Given that you may only call pdr_restart_pd() on something created by
first calling pdr_add_lookup(), how about returning the struct
pdr_service from pdr_add_lookup() instead and then have the client pass
that as an argument to this function.

Most clients doesn't care about pdr_restart_pd() so they would only have
to IS_ERR(pdr_add_lookup()) anyways, and the ones that care can carry
the returned pointer.


Note that the struct pdr_service doesn't have to be defined in a way
that it's possible to dereference by clients.

> + return -EINVAL;
> +
> + /* Prepare req message */
> + strcpy(req.service_path, pds->service_path);
> +
> + ret = qmi_txn_init(&pdr->servreg_client, &txn,
> + servreg_restart_pd_resp_ei,
> + &resp);
> + if (ret < 0)
> + return ret;
> +
> + ret = qmi_send_request(&pdr->servreg_client, &pdr->servreg_addr,
> + &txn, SERVREG_RESTART_PD_REQ,
> + SERVREG_RESTART_PD_REQ_MAX_LEN,
> + servreg_restart_pd_req_ei, &req);
> + if (ret < 0) {
> + qmi_txn_cancel(&txn);
> + return ret;
> + }
> +
> + ret = qmi_txn_wait(&txn, 5 * HZ);
> + if (ret < 0) {
> + pr_err("PDR: %s PD restart txn wait failed: %d\n",
> + pds->service_path, ret);
> + return ret;
> + }
> +
> + /* Check response if PDR is disabled */
> + if (resp.resp.result == QMI_RESULT_FAILURE_V01 &&
> + resp.resp.error == QMI_ERR_DISABLED_V01) {
> + pr_err("PDR: %s PD restart is disabled: 0x%x\n",
> + pds->service_path, resp.resp.error);
> + return -EOPNOTSUPP;
> + }
> +
> + /* Check the response for other error case*/
> + if (resp.resp.result != QMI_RESULT_SUCCESS_V01) {
> + pr_err("PDR: %s request for PD restart failed: 0x%x\n",
> + pds->service_path, resp.resp.error);
> + return -EREMOTEIO;
> + }
> +
> + return ret;
> +}
> +EXPORT_SYMBOL(pdr_restart_pd);
[..]
> +/**
> + * struct pdr_service - context to track lookups/restarts
> + * @service_name: name of the service running on the PD
> + * @service_path: service path of the PD
> + * @service_data_valid: indicates if service_data field has valid data
> + * @service_data: service data provided by servreg_locator service
> + * @need_servreg_lookup: state flag for tracking servreg lookup requests
> + * @need_servreg_register: state flag for tracking pending servreg register
> + * @need_servreg_remove: state flag for tracking pending servreg remove
> + * @service_connected: current state of servreg_notifier qmi service
> + * @state: current state of PD
> + * @service: servreg_notifer service type
> + * @instance: instance id of the @service
> + * @priv: handle for client's use
> + * @node: list_head for house keeping
> + */
> +struct pdr_service {

This is primarily internal bookkeeping, how about not exposing it to the
clients?

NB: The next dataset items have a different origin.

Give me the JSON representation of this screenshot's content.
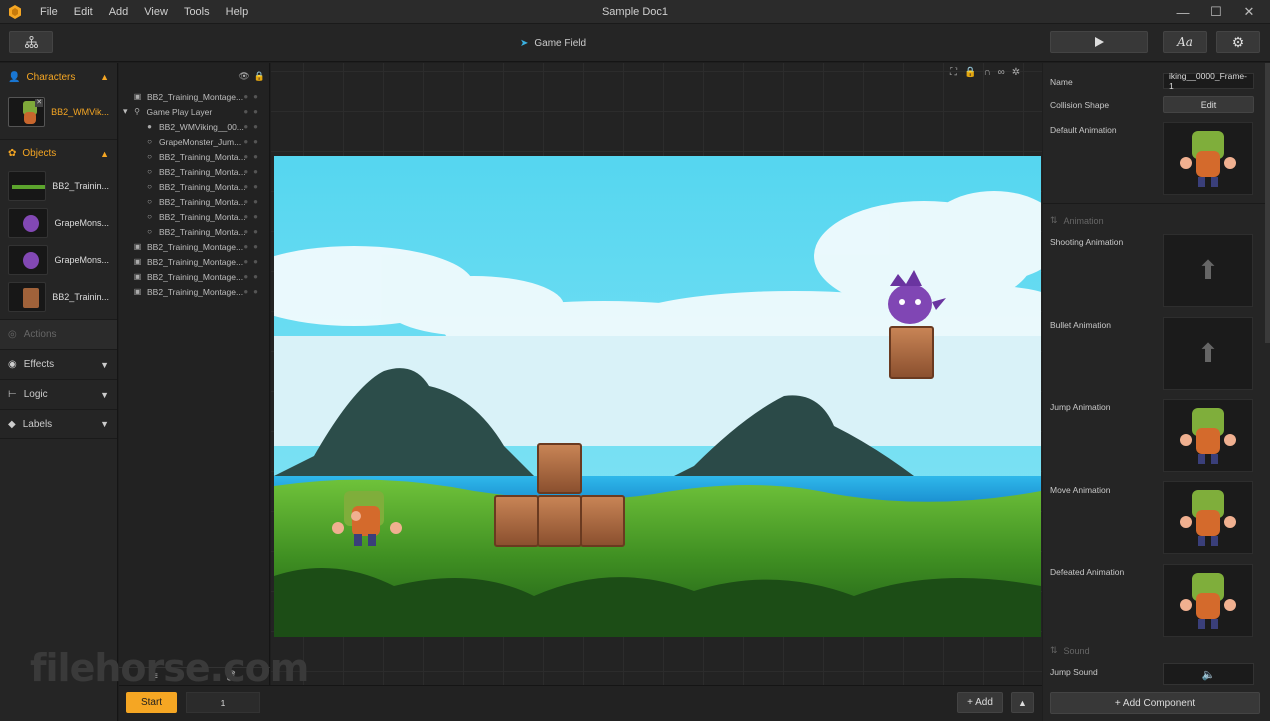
{
  "window": {
    "title": "Sample Doc1",
    "min": "—",
    "max": "☐",
    "close": "✕"
  },
  "menu": [
    "File",
    "Edit",
    "Add",
    "View",
    "Tools",
    "Help"
  ],
  "toolbar": {
    "breadcrumb": "Game Field",
    "font_button": "Aa"
  },
  "sidebar": {
    "characters_label": "Characters",
    "character_item": "BB2_WMVik...",
    "objects_label": "Objects",
    "objects": [
      "BB2_Trainin...",
      "GrapeMons...",
      "GrapeMons...",
      "BB2_Trainin..."
    ],
    "actions_label": "Actions",
    "effects_label": "Effects",
    "logic_label": "Logic",
    "labels_label": "Labels"
  },
  "layers": [
    {
      "name": "BB2_Training_Montage...",
      "indent": 0,
      "icon": "image"
    },
    {
      "name": "Game Play Layer",
      "indent": 0,
      "icon": "layer",
      "expanded": true
    },
    {
      "name": "BB2_WMViking__00...",
      "indent": 1,
      "icon": "person"
    },
    {
      "name": "GrapeMonster_Jum...",
      "indent": 1,
      "icon": "circle"
    },
    {
      "name": "BB2_Training_Monta...",
      "indent": 1,
      "icon": "circle"
    },
    {
      "name": "BB2_Training_Monta...",
      "indent": 1,
      "icon": "circle"
    },
    {
      "name": "BB2_Training_Monta...",
      "indent": 1,
      "icon": "circle"
    },
    {
      "name": "BB2_Training_Monta...",
      "indent": 1,
      "icon": "circle"
    },
    {
      "name": "BB2_Training_Monta...",
      "indent": 1,
      "icon": "circle"
    },
    {
      "name": "BB2_Training_Monta...",
      "indent": 1,
      "icon": "circle"
    },
    {
      "name": "BB2_Training_Montage...",
      "indent": 0,
      "icon": "image"
    },
    {
      "name": "BB2_Training_Montage...",
      "indent": 0,
      "icon": "image"
    },
    {
      "name": "BB2_Training_Montage...",
      "indent": 0,
      "icon": "image"
    },
    {
      "name": "BB2_Training_Montage...",
      "indent": 0,
      "icon": "image"
    }
  ],
  "properties": {
    "name_label": "Name",
    "name_value": "iking__0000_Frame-1",
    "collision_label": "Collision Shape",
    "edit_button": "Edit",
    "default_anim_label": "Default Animation",
    "animation_section": "Animation",
    "shooting_label": "Shooting Animation",
    "bullet_label": "Bullet Animation",
    "jump_label": "Jump Animation",
    "move_label": "Move Animation",
    "defeated_label": "Defeated Animation",
    "sound_section": "Sound",
    "jump_sound_label": "Jump Sound",
    "add_component": "+ Add Component"
  },
  "bottom": {
    "start_button": "Start",
    "frame_value": "1",
    "add_button": "+ Add"
  },
  "watermark": "filehorse.com",
  "colors": {
    "accent": "#f5a623",
    "panel": "#252525",
    "sky": "#5fd9ef"
  }
}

This would imply that status() would have to be called with
pdr_service->priv and pdr_service->state as arguments instead.

> + char service_name[SERVREG_NAME_LENGTH + 1];
> + char service_path[SERVREG_NAME_LENGTH + 1];
> +
> + u8 service_data_valid;
> + u32 service_data;
> +
> + bool need_servreg_lookup;
> + bool need_servreg_register;
> + bool need_servreg_remove;
> + bool service_connected;
> + int state;
> +
> + unsigned int instance;
> + unsigned int service;
> +
> + void *priv;
> + struct list_head node;
> +};
> +
[..]
> + void (*status)(struct pdr_handle *pdr, struct pdr_service *pds);
> +};

Regards,
Bjorn